The distrust of Planning's motives was shown in a recent Facebook post by Equality for Flatbush, another anti-gentrification group that partners with MTOPP.

"Members of this community have kept the Department of City Planning out of CB9 for over 2 years," it read. "We must remain diligent and skeptical of those that have shown themselves to be disrespectful of 'public' opinion/opposition."

On Tuesday, Ellis called for more time to assess the resolution, as well as a written document stating the resolution would only apply to Fenimore Street. That, she told Patch, would prevent the Fenimore vote from becoming "sort of a backdoor way for City Planning" to rezone the whole area.

One block, two very different perspectives

The Fenimore homeowners were adamant that they wanted the opposite of a wide-scale rezoning.

"If you're concerned about your block, dig deep" into your property's legal history, one Fenimore resident said to the room, encouraging others to take the same path he and his fellow residents had.

"Take action. Be proactive. We're trying to prevent the madness form coming to our block," the resident said.

Fenimore's Ben Toro said the property owners would happily sign a document stating their application applied only to their street, while Michael Liburd, the chair of CB 9's land use committee, said the resolution was only about Fenimore's residents "trying to protect their block."

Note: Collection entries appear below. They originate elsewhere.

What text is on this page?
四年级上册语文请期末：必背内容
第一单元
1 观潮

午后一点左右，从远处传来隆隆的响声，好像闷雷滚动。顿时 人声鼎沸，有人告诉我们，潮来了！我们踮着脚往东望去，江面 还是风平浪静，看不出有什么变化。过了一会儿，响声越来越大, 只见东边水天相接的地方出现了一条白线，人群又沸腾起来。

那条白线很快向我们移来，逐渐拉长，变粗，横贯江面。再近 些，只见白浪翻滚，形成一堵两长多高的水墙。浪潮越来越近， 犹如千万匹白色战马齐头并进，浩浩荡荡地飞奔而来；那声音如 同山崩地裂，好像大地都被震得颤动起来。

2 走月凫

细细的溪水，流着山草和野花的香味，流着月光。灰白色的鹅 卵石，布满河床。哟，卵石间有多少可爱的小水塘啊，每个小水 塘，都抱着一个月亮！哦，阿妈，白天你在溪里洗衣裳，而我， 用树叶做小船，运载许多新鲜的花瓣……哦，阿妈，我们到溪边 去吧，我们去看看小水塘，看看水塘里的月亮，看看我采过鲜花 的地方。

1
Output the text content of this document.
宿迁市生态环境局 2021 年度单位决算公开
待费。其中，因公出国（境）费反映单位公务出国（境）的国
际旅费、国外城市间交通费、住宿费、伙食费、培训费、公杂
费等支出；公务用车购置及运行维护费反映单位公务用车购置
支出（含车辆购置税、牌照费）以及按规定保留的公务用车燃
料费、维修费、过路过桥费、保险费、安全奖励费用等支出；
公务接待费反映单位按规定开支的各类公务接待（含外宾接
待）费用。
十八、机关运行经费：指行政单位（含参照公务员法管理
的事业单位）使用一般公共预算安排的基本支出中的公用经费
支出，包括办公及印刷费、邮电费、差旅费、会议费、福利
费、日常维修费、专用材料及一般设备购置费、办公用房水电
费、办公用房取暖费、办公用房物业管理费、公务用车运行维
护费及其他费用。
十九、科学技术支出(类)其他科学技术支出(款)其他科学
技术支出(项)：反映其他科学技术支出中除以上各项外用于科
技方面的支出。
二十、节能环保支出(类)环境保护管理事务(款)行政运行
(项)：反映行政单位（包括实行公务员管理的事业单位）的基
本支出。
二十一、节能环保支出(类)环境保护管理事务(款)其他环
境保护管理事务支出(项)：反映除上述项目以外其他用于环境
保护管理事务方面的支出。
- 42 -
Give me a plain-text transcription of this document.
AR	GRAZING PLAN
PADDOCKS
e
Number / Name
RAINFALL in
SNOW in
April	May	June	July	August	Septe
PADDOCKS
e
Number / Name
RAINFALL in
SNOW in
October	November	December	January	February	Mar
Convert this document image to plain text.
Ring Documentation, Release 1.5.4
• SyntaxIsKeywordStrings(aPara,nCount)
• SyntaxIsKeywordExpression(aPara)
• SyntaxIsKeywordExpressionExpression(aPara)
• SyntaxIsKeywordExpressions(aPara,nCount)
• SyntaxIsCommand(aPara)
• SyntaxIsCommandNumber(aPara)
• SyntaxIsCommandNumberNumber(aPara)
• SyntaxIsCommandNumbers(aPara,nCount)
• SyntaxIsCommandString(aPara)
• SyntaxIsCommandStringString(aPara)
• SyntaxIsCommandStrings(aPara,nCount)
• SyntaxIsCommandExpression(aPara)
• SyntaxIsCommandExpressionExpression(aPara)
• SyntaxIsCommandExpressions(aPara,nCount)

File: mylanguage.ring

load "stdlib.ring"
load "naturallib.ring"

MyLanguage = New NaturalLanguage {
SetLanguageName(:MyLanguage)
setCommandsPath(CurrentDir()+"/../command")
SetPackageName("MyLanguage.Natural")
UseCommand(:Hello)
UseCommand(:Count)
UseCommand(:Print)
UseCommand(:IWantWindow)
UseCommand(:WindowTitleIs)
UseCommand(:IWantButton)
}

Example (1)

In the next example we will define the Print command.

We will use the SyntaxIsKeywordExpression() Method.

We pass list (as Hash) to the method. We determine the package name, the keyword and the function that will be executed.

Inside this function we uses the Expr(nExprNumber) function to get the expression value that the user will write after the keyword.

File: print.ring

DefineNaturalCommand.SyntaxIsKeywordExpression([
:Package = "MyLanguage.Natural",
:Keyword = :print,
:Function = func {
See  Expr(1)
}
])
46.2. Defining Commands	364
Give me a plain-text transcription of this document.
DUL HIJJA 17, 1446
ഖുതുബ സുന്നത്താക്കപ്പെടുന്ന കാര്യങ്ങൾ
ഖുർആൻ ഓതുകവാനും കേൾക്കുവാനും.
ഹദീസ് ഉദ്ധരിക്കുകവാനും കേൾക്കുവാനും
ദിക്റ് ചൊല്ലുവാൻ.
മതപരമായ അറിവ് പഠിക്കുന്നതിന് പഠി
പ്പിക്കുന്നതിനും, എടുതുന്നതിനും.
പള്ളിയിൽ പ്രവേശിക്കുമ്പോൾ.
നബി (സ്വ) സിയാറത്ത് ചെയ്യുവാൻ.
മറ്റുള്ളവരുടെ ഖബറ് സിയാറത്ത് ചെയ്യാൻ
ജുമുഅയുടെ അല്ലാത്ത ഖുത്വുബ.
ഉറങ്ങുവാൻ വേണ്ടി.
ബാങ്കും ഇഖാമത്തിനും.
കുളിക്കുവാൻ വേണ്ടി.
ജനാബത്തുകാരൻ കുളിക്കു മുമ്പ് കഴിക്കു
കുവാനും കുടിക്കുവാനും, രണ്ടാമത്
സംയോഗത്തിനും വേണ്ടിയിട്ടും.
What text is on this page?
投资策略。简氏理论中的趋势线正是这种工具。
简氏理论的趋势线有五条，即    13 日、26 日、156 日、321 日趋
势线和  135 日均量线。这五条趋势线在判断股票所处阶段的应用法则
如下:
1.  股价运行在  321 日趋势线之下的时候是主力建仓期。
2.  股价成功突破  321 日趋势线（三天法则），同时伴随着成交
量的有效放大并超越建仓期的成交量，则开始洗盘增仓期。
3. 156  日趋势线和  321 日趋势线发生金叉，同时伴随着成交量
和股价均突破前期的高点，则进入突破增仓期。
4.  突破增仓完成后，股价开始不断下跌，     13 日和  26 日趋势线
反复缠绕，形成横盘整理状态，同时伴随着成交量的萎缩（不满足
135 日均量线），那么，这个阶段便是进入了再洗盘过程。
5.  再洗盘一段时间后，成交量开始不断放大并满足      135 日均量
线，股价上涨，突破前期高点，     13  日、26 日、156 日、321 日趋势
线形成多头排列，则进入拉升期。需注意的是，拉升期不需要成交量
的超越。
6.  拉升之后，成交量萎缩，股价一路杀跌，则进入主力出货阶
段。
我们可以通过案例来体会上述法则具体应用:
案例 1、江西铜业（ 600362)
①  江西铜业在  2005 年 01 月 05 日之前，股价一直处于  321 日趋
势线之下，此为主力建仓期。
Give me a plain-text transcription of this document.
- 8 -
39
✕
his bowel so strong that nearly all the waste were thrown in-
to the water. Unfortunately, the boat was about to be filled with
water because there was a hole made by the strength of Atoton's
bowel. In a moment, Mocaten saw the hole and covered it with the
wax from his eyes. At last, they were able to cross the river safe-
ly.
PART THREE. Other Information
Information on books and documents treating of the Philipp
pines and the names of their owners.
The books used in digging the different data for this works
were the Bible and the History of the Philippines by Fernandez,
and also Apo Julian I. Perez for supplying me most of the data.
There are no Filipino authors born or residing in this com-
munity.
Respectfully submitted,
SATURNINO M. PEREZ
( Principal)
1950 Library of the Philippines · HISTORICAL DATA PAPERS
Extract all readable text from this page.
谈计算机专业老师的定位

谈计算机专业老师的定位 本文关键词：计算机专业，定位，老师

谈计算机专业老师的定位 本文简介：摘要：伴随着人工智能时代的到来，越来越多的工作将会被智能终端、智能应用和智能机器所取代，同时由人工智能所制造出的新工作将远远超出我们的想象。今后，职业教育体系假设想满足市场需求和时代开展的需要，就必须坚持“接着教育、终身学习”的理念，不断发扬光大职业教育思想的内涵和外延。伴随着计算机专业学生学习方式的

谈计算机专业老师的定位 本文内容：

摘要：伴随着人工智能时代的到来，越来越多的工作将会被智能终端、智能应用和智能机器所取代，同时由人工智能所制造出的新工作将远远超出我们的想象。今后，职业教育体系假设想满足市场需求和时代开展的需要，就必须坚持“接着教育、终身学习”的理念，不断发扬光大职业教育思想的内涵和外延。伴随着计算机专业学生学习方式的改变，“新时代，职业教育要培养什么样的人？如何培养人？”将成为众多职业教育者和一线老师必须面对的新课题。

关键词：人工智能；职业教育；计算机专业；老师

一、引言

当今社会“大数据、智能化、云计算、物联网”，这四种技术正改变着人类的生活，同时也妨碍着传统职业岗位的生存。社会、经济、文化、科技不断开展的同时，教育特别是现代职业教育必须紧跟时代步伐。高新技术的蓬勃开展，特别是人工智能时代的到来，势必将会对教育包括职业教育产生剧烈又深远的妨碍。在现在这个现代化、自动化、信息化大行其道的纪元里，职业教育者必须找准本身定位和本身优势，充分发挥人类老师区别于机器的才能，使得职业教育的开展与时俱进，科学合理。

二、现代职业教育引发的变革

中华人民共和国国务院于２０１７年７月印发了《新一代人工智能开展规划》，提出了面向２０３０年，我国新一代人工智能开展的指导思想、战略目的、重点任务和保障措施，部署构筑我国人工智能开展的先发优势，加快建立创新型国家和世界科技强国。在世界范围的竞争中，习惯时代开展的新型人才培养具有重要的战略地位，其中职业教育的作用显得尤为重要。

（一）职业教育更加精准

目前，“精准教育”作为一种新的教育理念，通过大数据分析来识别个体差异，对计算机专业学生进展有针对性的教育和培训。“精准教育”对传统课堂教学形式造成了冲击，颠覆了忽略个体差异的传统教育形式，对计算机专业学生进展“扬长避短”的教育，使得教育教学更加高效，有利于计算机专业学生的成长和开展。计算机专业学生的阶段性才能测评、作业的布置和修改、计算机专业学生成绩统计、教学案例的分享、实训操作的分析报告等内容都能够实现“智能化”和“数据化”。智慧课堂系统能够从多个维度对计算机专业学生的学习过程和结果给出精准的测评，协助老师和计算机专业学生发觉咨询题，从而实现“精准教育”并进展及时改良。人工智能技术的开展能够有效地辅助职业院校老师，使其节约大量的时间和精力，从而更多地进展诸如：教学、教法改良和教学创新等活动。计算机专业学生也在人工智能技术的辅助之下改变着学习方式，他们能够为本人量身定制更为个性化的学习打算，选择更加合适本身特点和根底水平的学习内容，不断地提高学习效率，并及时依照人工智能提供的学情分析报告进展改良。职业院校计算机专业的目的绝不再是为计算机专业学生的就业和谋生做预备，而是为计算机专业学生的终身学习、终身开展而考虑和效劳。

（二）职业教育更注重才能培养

"On my watch, there will be no negotiating," he said. The idea that Planning could use the resolution to do a general rezoning study "is just not true at all," he continued. "It's this block, period, end of conversation."

Michael Liburd

Michael Liburd at Tuesday's meeting. Photo by John V. Santore

For her part, Planning Department spokeswoman Rachaele Raynoff threw cold water on the idea that the city would take on any rezoning study without active local involvement.

"All land use applications depend on robust community engagement prior to and throughout the formal public review process," she said to Patch in a statement.

"We do not have a broader study of CB9 in our work program," Raynoff continued. "City Planning staff has met with the leadership of Community Board 9 and offered to work them if they wished to commence a planning process that would identify shared goals for the Prospect Lefferts Gardens area. Fostering consensus on the general direction is an essential component for any potential future study or successful land use application."

After CB 9's vote, Graziano said the focus of MTOPP and those skeptical of the Fenimore Street resolution was misplaced — though he approached the matter from a perspective different from Raynoff's.

"City Planning does not need a pretext to begin a study or do a ULURP process," Graziano said, his exasperation visible. The city, he said, can choose to initiate a rezoning process regardless of what the community wants, rendering local zoning applications like those from Fenimore Street moot in that larger context.

Any such rezoning process would follow the ULURP procedure, and ultimately could only be stopped by the City Council, he stressed. (The opinions of community boards are only advisory.)

Faced with that reality, locals should be actively pursuing strategies like that of the Fenimore Street Block Association, Graziano argued, before developers cut deals with their neighbors, who might cash in on an offer that's too good to pass up.

"Strike while the iron is hot," he said.

Pictured at top: Fenimore Street. Image via Google Maps.